Stevens knew what went on behind the scenes and just how politicized and results-oriented the case's consideration had been. Now, thanks to a masterpiece of reporting in October's Vanity Fair, we know too. Reporter David Margolick headed a writing team that spoke with a number of former Supreme Court clerks who were there when the Bush case came before the court. Though most of Margolick's sources were former clerks for the liberal justices, some were from the conservative side as well.

While the clerks had pledged to keep the details of their tenure confidential, Margolick wrote that the clerks felt they were witnesses to an abuse of power and didn't feel obliged to shield those actions.

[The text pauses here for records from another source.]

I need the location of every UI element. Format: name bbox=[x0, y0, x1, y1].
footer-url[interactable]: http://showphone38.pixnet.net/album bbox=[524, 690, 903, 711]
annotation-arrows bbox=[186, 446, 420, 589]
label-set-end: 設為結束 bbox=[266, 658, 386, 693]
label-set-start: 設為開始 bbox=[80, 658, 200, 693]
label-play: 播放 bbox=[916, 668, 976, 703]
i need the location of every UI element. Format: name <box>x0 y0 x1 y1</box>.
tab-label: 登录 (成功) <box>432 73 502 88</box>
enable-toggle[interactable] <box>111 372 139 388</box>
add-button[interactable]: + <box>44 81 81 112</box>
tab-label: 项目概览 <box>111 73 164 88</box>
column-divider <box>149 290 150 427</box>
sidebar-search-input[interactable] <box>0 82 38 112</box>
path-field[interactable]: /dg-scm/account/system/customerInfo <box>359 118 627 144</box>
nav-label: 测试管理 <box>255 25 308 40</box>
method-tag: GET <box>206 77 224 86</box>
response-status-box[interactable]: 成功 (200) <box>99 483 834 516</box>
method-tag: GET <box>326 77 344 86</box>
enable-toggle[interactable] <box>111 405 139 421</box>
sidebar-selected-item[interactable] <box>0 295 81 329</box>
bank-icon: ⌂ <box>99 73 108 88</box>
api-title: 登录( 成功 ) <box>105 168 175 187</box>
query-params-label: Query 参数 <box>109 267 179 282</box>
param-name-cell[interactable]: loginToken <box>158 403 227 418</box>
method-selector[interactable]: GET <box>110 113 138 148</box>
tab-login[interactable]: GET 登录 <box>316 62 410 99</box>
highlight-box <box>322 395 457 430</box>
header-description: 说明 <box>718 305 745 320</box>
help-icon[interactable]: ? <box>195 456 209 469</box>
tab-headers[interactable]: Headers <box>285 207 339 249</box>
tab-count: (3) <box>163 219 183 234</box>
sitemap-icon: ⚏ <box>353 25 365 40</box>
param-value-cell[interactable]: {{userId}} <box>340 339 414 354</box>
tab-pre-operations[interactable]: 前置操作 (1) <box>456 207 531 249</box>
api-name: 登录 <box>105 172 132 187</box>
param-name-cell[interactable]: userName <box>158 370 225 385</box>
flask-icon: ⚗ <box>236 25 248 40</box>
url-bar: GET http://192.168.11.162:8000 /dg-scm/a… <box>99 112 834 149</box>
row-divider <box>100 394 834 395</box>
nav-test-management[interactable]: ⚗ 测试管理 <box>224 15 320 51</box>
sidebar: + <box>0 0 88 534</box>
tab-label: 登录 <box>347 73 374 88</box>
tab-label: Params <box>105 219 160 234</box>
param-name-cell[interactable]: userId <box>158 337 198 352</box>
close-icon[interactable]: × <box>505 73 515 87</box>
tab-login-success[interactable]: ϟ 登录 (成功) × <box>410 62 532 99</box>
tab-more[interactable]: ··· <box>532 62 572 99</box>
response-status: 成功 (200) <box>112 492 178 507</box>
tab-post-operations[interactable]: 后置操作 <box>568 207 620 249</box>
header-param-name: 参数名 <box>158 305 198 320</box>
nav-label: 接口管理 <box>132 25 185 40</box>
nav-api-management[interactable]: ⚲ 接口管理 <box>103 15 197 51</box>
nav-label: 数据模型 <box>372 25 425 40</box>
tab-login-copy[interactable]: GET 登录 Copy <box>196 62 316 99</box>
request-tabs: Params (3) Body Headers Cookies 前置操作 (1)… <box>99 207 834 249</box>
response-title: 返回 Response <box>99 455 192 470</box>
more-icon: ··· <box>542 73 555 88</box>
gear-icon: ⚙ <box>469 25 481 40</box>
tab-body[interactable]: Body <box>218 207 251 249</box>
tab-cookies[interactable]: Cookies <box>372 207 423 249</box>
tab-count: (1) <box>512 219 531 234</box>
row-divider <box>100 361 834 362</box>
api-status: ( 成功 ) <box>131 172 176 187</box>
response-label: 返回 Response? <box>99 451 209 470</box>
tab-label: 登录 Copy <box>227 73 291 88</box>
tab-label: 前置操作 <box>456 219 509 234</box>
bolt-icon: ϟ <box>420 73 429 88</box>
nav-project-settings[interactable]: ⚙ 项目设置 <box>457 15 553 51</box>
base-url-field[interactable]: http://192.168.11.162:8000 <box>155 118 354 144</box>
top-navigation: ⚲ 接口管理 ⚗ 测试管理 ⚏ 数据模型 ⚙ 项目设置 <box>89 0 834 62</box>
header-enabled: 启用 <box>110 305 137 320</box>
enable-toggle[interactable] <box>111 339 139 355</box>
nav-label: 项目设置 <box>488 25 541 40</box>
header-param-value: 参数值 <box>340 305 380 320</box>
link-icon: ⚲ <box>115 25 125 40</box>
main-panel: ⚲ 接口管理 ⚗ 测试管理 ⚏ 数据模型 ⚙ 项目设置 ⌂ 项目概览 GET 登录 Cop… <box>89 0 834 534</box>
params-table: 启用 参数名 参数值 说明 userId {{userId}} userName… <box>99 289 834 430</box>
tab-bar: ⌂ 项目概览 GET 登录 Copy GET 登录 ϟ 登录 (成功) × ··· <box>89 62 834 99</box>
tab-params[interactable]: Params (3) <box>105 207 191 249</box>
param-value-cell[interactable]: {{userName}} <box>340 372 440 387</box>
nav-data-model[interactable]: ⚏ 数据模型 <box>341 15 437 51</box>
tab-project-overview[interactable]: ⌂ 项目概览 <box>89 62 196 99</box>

The Supreme Court stepped into Florida's recount twice. The first time all nine justices signed an opinion asking the Florida Supreme Court to clarify its ruling allowing a recount to proceed, though, according to Margolick, the liberal justices Stevens, Stephen Breyer, David Souter and Ruth Bader Ginsburg really thought the court should never have taken the case in the first instance.

Then, on Dec. 8, 2000, the Florida Supreme Court surprised everyone by addressing the high court's concerns and ordering a statewide recount of the undervotes. The Bush legal team ran back to the Supremes asking for a stay to stop the recount. (At one point Bush's lead had withered to 154 votes.)

Margolick reports that Justice Antonin Scalia was so anxious to shut the recount down that he pressured his colleagues to do so even before the Gore legal team had a chance to respond. That didn't happen, but consideration of the matter was moved up to the next morning. On the 9th, a stay was issued.

According to Margolick, the court's more conservative members, Chief Justice William Rehnquist, Justices Scalia, Clarence Thomas, Sandra Day O'Connor and Anthony Kennedy, quickly started "sending around memos to their colleagues, each of them offering a different rationale for ruling in Bush's favor." They were "auditioning arguments," Margolick wrote. During the first go-round, Margolick reports, an O'Connor clerk told fellow clerks that "O'Connor was determined to overturn the Florida decision and was merely looking for grounds."

This was a court unhinged from the law, operating in a purely political guise, bereft of legitimacy.

Last week, before a friendly conservative audience, Scalia openly lamented the willingness of the Supreme Court to consider highly charged political questions on the death penalty and abortion, saying these issues should be left to the states. Funny, he didn't seem at all bothered that the court invaded state jurisdiction to choose a president.

Scalia's got a warped mirror. It is he who has damagingly politicized the court; and no doubt he would do it again if given the chance.